Tarihten ders alınacaksa, neden-sonuç ilişkileri açısından benzer olayları aynı fotoğraf karesine yerleştirmek zorunludur. Ama bu zorunluluğu yerine getiren tek bir yorumla, öğrenciliğim boyunca tarih öğretmenlerimin tek bir değinisiyle ne yazık ki karşılaşmadım ve inanıyorum ki okurlarım da karşılaşmamışlardır.
Bir süre için bu tepkilerimi içime gömerek ve esas değineceğim noktalara hiç yakışmayacağını bilerek konu hakkında verilmesi gereken kısa ön bilgileri sunacağım. Ama bu bilgi aktarımlarında, bu savaşın 750 yıl sonraki tekrarıyla benzerliklerine de zaman zaman değineceğim.
O yıllarda Bizans İmparatoru I. Manuel Komnenos, Türkleri Anadolu’dan temelli söküp atarak Malazgirt yenilgisinin rövanşını almayı ve böylece Anadolu’daki Bizans egemenliğini yüz yıl önceki konumuna getirerek tarihte nam bırakmayı hayal ediyordu. Bu nedenle hazırlıklara başladı ve imparatorluğun tüm kaynaklarını seferber ederek önünde hiçbir düşmanın duramayacağı sanılan muazzam bir ordu oluşturdu. 750 yıl sonra da Anadolu’ya çıkan Yunan ordusu karşısında Türklerin duramayacağı ve daha sonra, Yunan savunma hatlarını hiçbir ordunun aşamayacağı sanılıyordu. Selçukluların üzerine yürüyen imparatorun ordusu, gerek savaşteçhizatı, gerekse savaşçı sayısı açısından gerçekten de dönemin en güçlü ordularındandı.
Bu savaşta yeterince mercek altına alınmamış olayların başında, Anadolu halkının o ezici orduya karşı halk kalkışmasıyla direnişidir. Nitekim hedefine doğru ilerlerken önüne çıkan her engeli silindir gibi ezip geçmeye kararlı bu üstün donanımlı heybetli orduya büyük kaybı, Konya yolunu kapatmak isteyen Kumdanlı geçidi çevresindeki halk verecektir.
Kumdanlı yolunu kapatarak Bizans ordusunun Bolvadin üzerinden ovaya inmesini önleyen ve onlara tek seçenek olarak Düzbel geçidini bırakan Selçuklu taktiği, savaşın kaderini belirlemiştir.
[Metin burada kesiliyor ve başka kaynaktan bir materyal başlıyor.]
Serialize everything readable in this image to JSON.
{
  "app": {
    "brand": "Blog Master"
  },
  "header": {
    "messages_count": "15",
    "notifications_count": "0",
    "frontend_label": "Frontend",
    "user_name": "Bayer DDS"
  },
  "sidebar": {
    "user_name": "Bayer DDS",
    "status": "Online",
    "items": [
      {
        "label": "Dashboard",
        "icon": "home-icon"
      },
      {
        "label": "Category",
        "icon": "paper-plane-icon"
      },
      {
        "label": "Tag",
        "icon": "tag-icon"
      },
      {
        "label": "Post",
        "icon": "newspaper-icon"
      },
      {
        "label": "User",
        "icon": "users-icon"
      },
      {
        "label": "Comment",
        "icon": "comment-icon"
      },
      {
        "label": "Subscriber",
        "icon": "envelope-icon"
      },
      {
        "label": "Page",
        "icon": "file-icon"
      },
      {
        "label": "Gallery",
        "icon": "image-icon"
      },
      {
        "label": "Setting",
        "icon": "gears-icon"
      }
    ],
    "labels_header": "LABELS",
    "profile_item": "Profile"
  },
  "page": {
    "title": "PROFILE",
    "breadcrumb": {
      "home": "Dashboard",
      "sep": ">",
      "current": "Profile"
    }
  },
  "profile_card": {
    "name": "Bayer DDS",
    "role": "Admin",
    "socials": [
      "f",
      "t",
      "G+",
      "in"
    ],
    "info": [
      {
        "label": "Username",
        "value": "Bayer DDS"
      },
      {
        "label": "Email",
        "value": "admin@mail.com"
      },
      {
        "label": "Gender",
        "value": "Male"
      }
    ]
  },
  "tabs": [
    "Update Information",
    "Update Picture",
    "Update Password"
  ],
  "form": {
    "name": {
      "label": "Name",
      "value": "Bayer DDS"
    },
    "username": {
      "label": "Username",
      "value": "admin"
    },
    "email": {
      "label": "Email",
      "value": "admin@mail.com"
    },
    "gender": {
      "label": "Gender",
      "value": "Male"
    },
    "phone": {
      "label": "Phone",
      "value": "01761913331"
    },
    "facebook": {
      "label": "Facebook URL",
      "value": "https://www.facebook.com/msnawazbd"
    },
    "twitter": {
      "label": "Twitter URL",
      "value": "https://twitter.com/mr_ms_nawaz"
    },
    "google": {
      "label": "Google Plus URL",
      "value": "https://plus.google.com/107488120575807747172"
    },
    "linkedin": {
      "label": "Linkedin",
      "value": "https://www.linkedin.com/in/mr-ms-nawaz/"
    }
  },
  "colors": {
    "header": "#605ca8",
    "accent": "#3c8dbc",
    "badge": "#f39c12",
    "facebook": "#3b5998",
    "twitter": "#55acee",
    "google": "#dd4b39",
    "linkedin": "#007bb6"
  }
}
Nitekim Eğridir gölünün hemen doğusundaki “Gelendost” yerleşkesine bu adın, II. Kılıçaslan’ın direnen halka yardıma o yönden gelmesi nedeniyle verildiği söylenir ve yörede o günlere ilişkin öyküler bugün bile anlatılır.
Onların yaşamlarını hiçe sayarak sergiledikleri mücadele, bana hep Müdafaa-i Hukuk anlayışının oluşturduğu ruhu ve direnişi anımsatmıştır. Ama benzerlikler üzerindeki tartışmaları biraz erteleyecek olursak, başlaması devlet tarafından organize edilmemiş halk direnişinin sergilediği en önemli sonuç, Anadolu’daki Türklerin, tıpkı 1919 yılından sonra olduğu gibi, bu yarımadayı mutlaka savunulması gereken yurtları olarak yürekten benimsediklerini göstermeleridir.
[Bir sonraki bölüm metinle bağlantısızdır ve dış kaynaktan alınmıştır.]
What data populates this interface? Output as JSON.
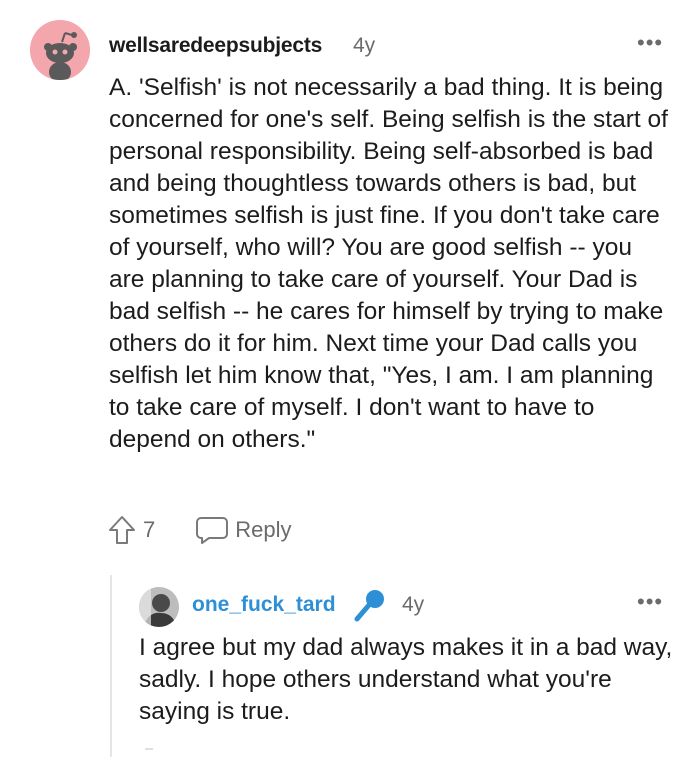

Manuel, Selçuklu başkenti Konya’yı ele geçirmeği amaçladığından yanında mancınıklar ve döneminin en gelişmiş ağır kuşatma âletlerini de getirmişti. Selçuklu ordusu, harp teçhizatları açısından Bizans ordusundan hayli geride ise de, hatta belki de ok ve yaydan başka silâhları olmasa da, ağırlıkları hareketlerini zorlaştıran Bizans ordusuna oranla daha üstün hareket yeteneğine sahipti. Selçuklular bu avantajlarını iyi kullanarak ani baskınlarla ve halkın da yardımıyla hantal Bizans ordusunu Denizli’nin Çivril ilçesindeki Düzbel geçidine girmeye yönlendirdiler. Bizans İmparatoru ordusuna o denli güveniyordu ki, bu geçidin nasıl bir kapan olduğunu bilmesine karşın bazı komutanlarının uyarısına kulak asmadı; yolu uzatmaktansa kestirmeden Konya’ya ulaşabilmek ve son hedefine bir an önce varabilmek amacıyla bu yola saptı. Hiçbir gücün kendisini engelleyemeyeceğine yürekten inanıyordu çünkü.
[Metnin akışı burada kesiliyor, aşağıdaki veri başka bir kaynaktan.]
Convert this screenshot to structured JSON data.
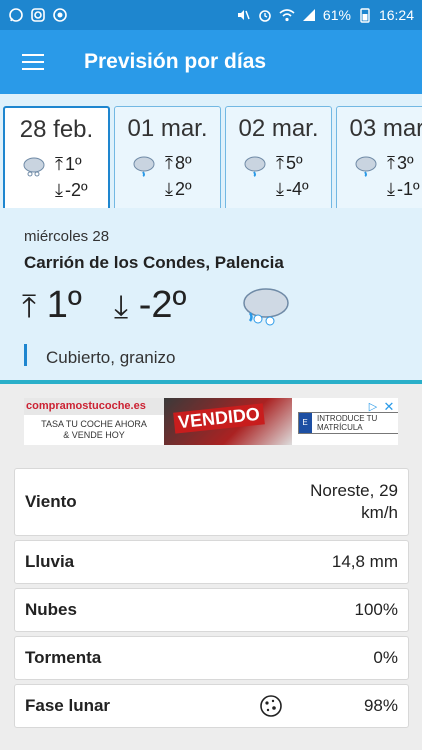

Belki de Kılıçaslan’ın alkışlanacak öngörüsü, Bizans İmparatoru’nun iç dünyasını avucunun içi gibi bilmesiydi. Gerçekten de II. Kılıçaslan’ın bu savaşı yönetirken gösterdiği yetenek, ancak kumandan dehasının göstergesi olarak tanımlanabilir.
Tarihçiler, çıkışında terk edilmiş Miryokefalon kalesinin bulunduğu dar geçide imparatorun girdiği sırada hava şartlarının aniden bozulduğunu, şiddetli fırtına nedeniyle geçidin görüş ufkunu karartan toz bulutlarıyla örtüldüğünü uzun uzadıya anlatırlar. Manuel, kişisel dostu da olan İngiltere kralına yazdığı mektupta bu ortamı şöyle anlatıyor: “Kalkan geniş toz bulutundan askerler bastıkları yerde ne olduğunu göremez hâle geldiler. İnsanlar ve atlar birbirlerini çiğneyerek engel tanımaksızın ileriye atıldıklarında, yakındaki bir uçurumdan derin vadiye döküldüler. Böylece yalnızca erlerin değil, en ünlü şövalye ve yakın akrabalarımızdan bazılarının ölümüne yol açıldı.”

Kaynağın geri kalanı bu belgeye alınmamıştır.